Synchronica’s business is expanding rapidly despite its contract problems. Indeed, if expectations had been more modest, the prospects would seem to be very good. Instead, the Company has had to warn on expectations twice in close order. We look forward to reporting further on progress as this year progresses. 

 

Synchronica Stop Press: a deal with an emerging markets device manufacturer was announced on 29 June.

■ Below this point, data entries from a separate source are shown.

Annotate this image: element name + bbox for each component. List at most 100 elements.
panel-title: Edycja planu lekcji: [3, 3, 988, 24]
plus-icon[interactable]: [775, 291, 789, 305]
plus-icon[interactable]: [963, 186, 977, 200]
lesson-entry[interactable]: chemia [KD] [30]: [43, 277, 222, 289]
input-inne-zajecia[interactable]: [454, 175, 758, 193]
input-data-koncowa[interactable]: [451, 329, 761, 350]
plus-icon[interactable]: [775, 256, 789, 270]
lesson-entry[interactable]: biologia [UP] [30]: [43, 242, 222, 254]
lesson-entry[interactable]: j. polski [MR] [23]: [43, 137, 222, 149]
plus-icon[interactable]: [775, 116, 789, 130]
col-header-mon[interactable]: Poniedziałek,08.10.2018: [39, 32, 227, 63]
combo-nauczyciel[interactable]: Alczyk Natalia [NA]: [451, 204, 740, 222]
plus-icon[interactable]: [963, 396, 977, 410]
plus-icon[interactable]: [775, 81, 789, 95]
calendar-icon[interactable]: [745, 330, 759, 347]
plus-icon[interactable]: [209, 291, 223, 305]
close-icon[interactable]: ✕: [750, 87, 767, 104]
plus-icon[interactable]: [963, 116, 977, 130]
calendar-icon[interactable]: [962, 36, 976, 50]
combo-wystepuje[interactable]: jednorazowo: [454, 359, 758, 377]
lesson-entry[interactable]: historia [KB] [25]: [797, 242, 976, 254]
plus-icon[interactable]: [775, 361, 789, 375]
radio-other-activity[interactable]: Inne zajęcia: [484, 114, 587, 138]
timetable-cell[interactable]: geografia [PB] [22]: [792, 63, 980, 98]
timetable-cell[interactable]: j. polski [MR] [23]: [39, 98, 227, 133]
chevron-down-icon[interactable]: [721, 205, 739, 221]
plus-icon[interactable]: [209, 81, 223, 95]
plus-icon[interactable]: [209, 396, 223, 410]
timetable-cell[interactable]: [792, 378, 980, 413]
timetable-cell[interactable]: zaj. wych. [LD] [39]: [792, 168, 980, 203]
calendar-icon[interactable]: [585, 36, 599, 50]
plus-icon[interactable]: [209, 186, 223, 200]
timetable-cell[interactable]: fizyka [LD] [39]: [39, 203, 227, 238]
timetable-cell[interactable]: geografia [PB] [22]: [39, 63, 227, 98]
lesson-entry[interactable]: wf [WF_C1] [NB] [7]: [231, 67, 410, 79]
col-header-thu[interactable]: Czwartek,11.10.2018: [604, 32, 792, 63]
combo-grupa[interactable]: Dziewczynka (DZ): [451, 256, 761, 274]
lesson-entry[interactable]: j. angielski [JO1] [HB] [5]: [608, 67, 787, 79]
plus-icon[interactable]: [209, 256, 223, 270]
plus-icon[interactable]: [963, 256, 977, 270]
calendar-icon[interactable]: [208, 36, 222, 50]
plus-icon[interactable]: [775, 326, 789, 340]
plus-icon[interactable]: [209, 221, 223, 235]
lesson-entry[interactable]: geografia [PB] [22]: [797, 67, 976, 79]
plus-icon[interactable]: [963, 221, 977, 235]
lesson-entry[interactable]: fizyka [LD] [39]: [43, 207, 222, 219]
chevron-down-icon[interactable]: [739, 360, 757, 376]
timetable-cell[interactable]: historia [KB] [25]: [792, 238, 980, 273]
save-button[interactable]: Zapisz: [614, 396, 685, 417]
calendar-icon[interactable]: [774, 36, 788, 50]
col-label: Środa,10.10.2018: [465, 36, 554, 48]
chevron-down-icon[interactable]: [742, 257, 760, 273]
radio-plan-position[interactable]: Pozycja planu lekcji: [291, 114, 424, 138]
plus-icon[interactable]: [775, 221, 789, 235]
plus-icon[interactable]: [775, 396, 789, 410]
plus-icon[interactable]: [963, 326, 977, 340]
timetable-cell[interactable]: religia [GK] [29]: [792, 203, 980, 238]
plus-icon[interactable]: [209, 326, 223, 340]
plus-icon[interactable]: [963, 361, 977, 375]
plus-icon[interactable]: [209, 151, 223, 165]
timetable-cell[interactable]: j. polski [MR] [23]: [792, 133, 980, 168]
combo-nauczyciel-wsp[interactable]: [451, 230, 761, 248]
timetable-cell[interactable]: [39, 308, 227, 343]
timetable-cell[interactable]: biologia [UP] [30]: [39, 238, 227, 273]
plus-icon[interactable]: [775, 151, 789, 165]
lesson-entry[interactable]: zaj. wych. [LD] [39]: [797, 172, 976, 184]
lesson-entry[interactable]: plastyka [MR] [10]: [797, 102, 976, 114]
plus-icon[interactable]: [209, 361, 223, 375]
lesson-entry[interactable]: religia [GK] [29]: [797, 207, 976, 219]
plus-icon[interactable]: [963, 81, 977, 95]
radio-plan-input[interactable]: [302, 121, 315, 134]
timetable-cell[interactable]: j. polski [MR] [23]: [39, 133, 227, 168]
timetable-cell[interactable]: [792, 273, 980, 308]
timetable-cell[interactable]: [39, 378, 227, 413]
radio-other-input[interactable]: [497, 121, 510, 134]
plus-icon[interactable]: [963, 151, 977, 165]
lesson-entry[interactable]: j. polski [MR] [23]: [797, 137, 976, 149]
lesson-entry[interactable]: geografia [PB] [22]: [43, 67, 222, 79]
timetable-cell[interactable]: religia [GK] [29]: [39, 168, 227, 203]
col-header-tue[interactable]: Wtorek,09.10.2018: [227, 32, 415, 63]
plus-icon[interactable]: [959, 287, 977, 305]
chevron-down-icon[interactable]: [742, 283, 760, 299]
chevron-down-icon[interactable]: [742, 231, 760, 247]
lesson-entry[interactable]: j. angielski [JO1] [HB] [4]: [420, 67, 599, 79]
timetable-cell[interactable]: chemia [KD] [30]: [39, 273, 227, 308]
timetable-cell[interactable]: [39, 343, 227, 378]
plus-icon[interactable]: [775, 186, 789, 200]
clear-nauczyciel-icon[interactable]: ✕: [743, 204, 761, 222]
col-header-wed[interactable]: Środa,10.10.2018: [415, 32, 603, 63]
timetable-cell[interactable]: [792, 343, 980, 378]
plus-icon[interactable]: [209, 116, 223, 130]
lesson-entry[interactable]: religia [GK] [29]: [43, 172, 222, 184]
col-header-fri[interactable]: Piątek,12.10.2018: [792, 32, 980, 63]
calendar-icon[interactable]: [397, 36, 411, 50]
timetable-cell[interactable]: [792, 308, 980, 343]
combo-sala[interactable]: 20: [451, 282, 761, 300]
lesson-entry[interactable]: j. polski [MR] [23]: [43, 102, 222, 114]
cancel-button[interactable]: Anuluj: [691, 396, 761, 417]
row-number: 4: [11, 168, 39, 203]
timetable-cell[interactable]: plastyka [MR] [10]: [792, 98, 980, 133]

The Company commented that the deal will generate $1.28 million of revenue to Synchronica in H1 2010.

 

 
 

In Brief

We were encouraged to note that two directors of Symphony Environmental purchased shares during June. Finance Director, Ian Bristow, picked up 93,947 at 10.578 pence whilst Commercial Director, Michael Stephen, paid 10.625 pence per share for 100,000 shares. When Aimzine first covered Symphony in January 2009 the shares were just 2.6 pence and it is a positve sign that these directors still believe there is good value here at these higher levels.

 

There was more positive news again in June from mobile data solutions provider, Crimson Tide, which announced a significant new distribution agreement with Avenir Telecom. Barrie Whipp, Executive Chairman of Crimson Tide commented ‘Our partnership with Avenir not only expands our distribution capabilities significantly, it adds the prestige of dealing via one of the industry's most respected organisations. I am sure our partnership will be of significant benefit to Crimson Tide, Avenir Telecom and their partner base.’

 

Forbidden Technologies announced a new partnership with EditShare on 28 June. The following day the Company issued an upbeat AGM statement which included this comment about potential new partnerships: ‘Consistent with our strategy of partnership development we are at an advanced stage of discussion with a number of large international systems integrators. In each case FORscene would be integrated into a much larger system being marketed internationally.’

 

Private & Commercial Finance Group issued their final results just as we were going to press. On first reading the results seem to show the Group is weathering the downturn well but remains constrained by the shortage of capital. The Chairman included this comment on the subject: Nonetheless, there is no doubt that the lack of additional funding is preventing us taking advantage of the many opportunities which currently exist to grow our balance sheet and benefit from the highly favourable effects of operational gearing and we are making every effort to find alternative sources of funds.’